Margaret, who had been listening, asked, not innocently, whether those two, Hector Rose and Martin, cancelled each other out. I was as non-committal as she expected Rose to be, but to myself I thought that my mind was making itself up. Then, not long afterwards, we were disturbed again. A telephone call. A government backbencher called Whitman. Not precisely a friend, but someone we met at parties.

‘What’s all this I hear?’

‘I don’t know what you mean,’ I replied.

‘Come on. You’re being played for, you know you are.’

‘I don’t understand–’

‘Now, now, of course you do.’

In fact, I didn’t. Or at least I didn’t understand where his information came from. Was it an intelligent bluff? The only people who should have known about this offer were the private office, Margaret, Hector Rose, Martin. They were all as discreet as security officers. I had the feeling, at the same time euphoric and mildly paranoid, of living at the centre of a plot, microphones in the sitting-room, telephones tapped.

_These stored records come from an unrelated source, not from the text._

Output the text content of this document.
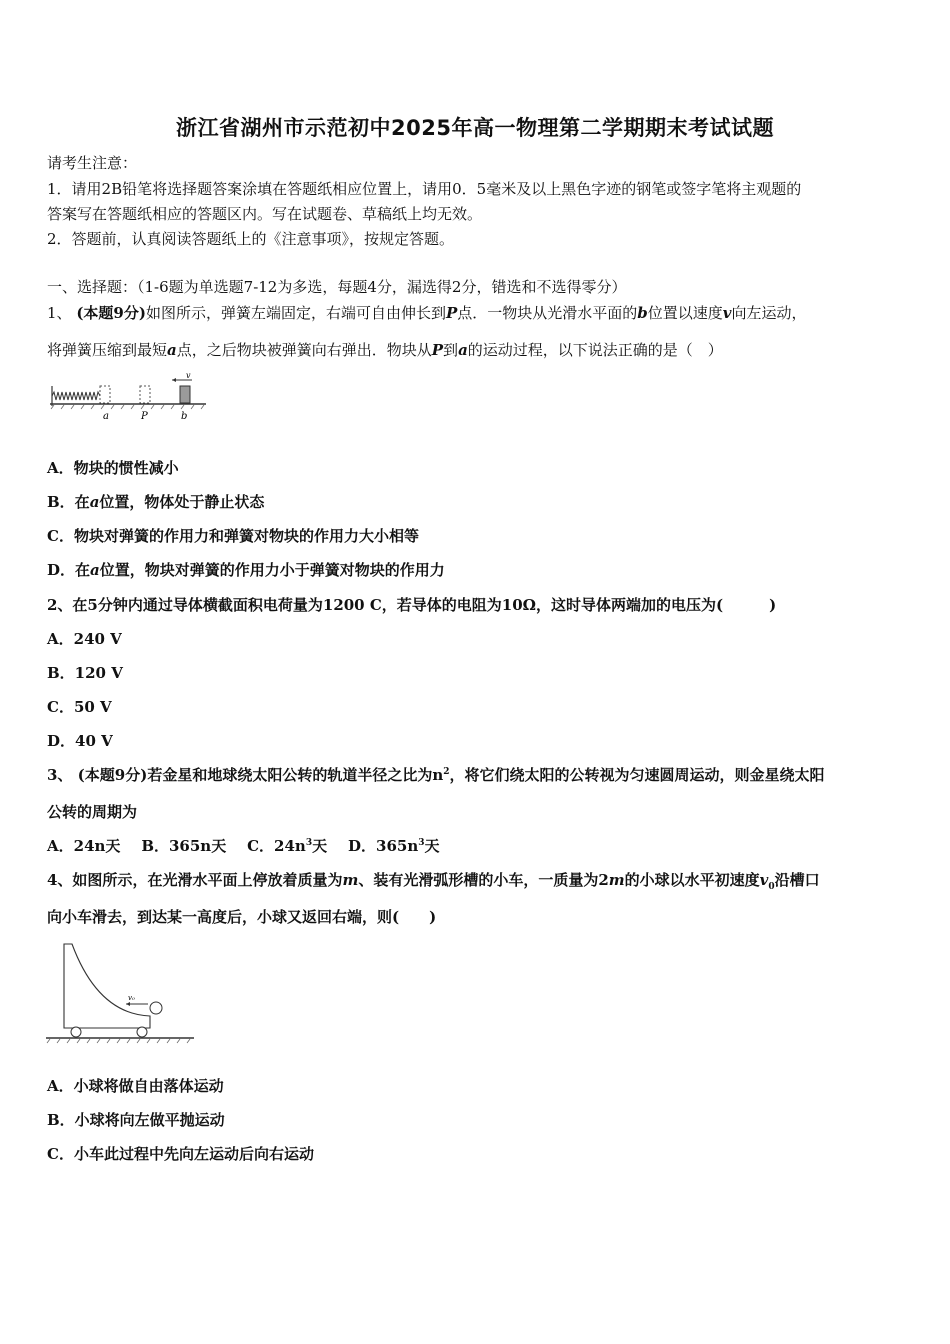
浙江省湖州市示范初中2025年高一物理第二学期期末考试试题
请考生注意：
1．请用2B铅笔将选择题答案涂填在答题纸相应位置上，请用0．5毫米及以上黑色字迹的钢笔或签字笔将主观题的
答案写在答题纸相应的答题区内。写在试题卷、草稿纸上均无效。
2．答题前，认真阅读答题纸上的《注意事项》，按规定答题。
一、选择题：（1-6题为单选题7-12为多选，每题4分，漏选得2分，错选和不选得零分）
1、 (本题9分)如图所示，弹簧左端固定，右端可自由伸长到P点．一物块从光滑水平面的b位置以速度v向左运动，
将弹簧压缩到最短a点，之后物块被弹簧向右弹出．物块从P到a的运动过程，以下说法正确的是（　）
v
a	P	b
A．物块的惯性减小
B．在a位置，物体处于静止状态
C．物块对弹簧的作用力和弹簧对物块的作用力大小相等
D．在a位置，物块对弹簧的作用力小于弹簧对物块的作用力
2、在5分钟内通过导体横截面积电荷量为1200 C，若导体的电阻为10Ω，这时导体两端加的电压为(	)
A．240 V
B．120 V
C．50 V
D．40 V
3、 (本题9分)若金星和地球绕太阳公转的轨道半径之比为$n^2$，将它们绕太阳的公转视为匀速圆周运动，则金星绕太阳
公转的周期为
A．24n天 B．365n天 C．$24n^3$天 D．$365n^3$天
4、如图所示，在光滑水平面上停放着质量为m、装有光滑弧形槽的小车，一质量为2m的小球以水平初速度$v_0$沿槽口
向小车滑去，到达某一高度后，小球又返回右端，则(　　)
v₀
A．小球将做自由落体运动
B．小球将向左做平抛运动
C．小车此过程中先向左运动后向右运动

More leading questions, more passive denials and stonewalling at my end.

‘You haven’t given your answer already, have you?’

‘What is there to give an answer to?’

‘Before you do, I wish you’d have dinner with me. Tonight, can you make it?’

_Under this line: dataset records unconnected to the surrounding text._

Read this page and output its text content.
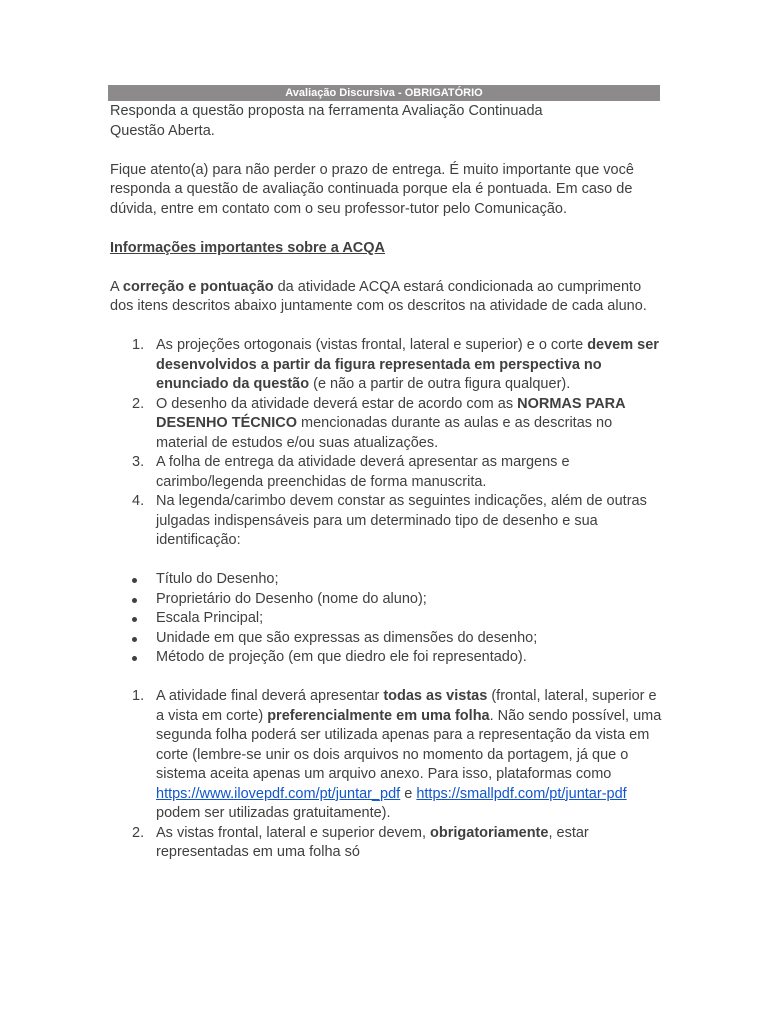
Avaliação Discursiva - OBRIGATÓRIO

Responda a questão proposta na ferramenta Avaliação Continuada

Questão Aberta.

Fique atento(a) para não perder o prazo de entrega. É muito importante que você responda a questão de avaliação continuada porque ela é pontuada. Em caso de dúvida, entre em contato com o seu professor-tutor pelo Comunicação.

Informações importantes sobre a ACQA

A correção e pontuação da atividade ACQA estará condicionada ao cumprimento dos itens descritos abaixo juntamente com os descritos na atividade de cada aluno.

1. As projeções ortogonais (vistas frontal, lateral e superior) e o corte devem ser desenvolvidos a partir da figura representada em perspectiva no enunciado da questão (e não a partir de outra figura qualquer).
2. O desenho da atividade deverá estar de acordo com as NORMAS PARA DESENHO TÉCNICO mencionadas durante as aulas e as descritas no material de estudos e/ou suas atualizações.
3. A folha de entrega da atividade deverá apresentar as margens e carimbo/legenda preenchidas de forma manuscrita.
4. Na legenda/carimbo devem constar as seguintes indicações, além de outras julgadas indispensáveis para um determinado tipo de desenho e sua identificação:
Título do Desenho;
Proprietário do Desenho (nome do aluno);
Escala Principal;
Unidade em que são expressas as dimensões do desenho;
Método de projeção (em que diedro ele foi representado).
1. A atividade final deverá apresentar todas as vistas (frontal, lateral, superior e a vista em corte) preferencialmente em uma folha. Não sendo possível, uma segunda folha poderá ser utilizada apenas para a representação da vista em corte (lembre-se unir os dois arquivos no momento da portagem, já que o sistema aceita apenas um arquivo anexo. Para isso, plataformas como https://www.ilovepdf.com/pt/juntar_pdf e https://smallpdf.com/pt/juntar-pdf podem ser utilizadas gratuitamente).
2. As vistas frontal, lateral e superior devem, obrigatoriamente, estar representadas em uma folha só
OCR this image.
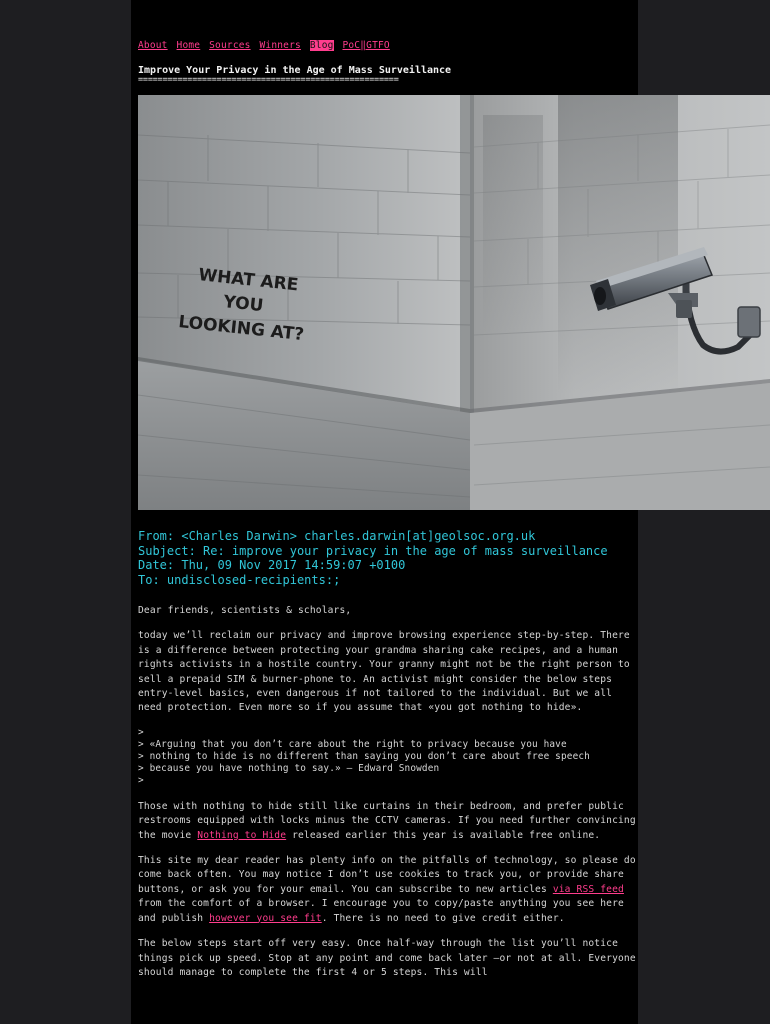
About Home Sources Winners Blog PoC‖GTFO
Improve Your Privacy in the Age of Mass Surveillance
=====================================================
From: <Charles Darwin> charles.darwin[at]geolsoc.org.uk
Subject: Re: improve your privacy in the age of mass surveillance
Date: Thu, 09 Nov 2017 14:59:07 +0100
To: undisclosed-recipients:;

Dear friends, scientists & scholars,

today we’ll reclaim our privacy and improve browsing experience step-by-step. There is a difference between protecting your grandma sharing cake recipes, and a human rights activists in a hostile country. Your granny might not be the right person to sell a prepaid SIM & burner-phone to. An activist might consider the below steps entry-level basics, even dangerous if not tailored to the individual. But we all need protection. Even more so if you assume that «you got nothing to hide».

>
> «Arguing that you don’t care about the right to privacy because you have
> nothing to hide is no different than saying you don’t care about free speech
> because you have nothing to say.» – Edward Snowden
>

Those with nothing to hide still like curtains in their bedroom, and prefer public restrooms equipped with locks minus the CCTV cameras. If you need further convincing the movie Nothing to Hide released earlier this year is available free online.

This site my dear reader has plenty info on the pitfalls of technology, so please do come back often. You may notice I don’t use cookies to track you, or provide share buttons, or ask you for your email. You can subscribe to new articles via RSS feed from the comfort of a browser. I encourage you to copy/paste anything you see here and publish however you see fit. There is no need to give credit either.

The below steps start off very easy. Once half-way through the list you’ll notice things pick up speed. Stop at any point and come back later –or not at all. Everyone should manage to complete the first 4 or 5 steps. This will

WHAT ARE
YOU
LOOKING AT?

He was badgering me like an intimate, and he had no claim to. I said that I had nothing to tell him. He persisted: ‘Anyway, do have dinner with me.’ Out of nothing better than curiosity, and a kind of excitement, I said that I would come.

I duly arrived at his club, a military club, at half past seven, and Whitman was waiting in the hall. He was a spectacularly handsome man, black-haired, lustrous-eyed, built like an American quarterback. He had won a Labour seat in 1955 and held it since, something of a sport on those backbenches. A Philippe Égalité radical, his enemies called him. He had inherited money and had never had a career outside politics, though in the war he had done well in a smart regiment.

‘The first thing’, he said, welcoming me with arms spread open, ‘is to give you a drink.’

He did give me a drink, a very large whisky, in the club bar. Loosening my tongue, perhaps – but he was convivial, expansive and not over-abstinent himself. Nevertheless, expansive as he was, he didn’t make any reference to his telephonic attack: this evening had been mapped out, and, like other evenings with a purpose, the temperature was a little above normal. More drinks for us both. He was calling me by my Christian name, but that was as common in Westminster as in the theatre. I had to use his own, which was, not very appropriately, Dolfie.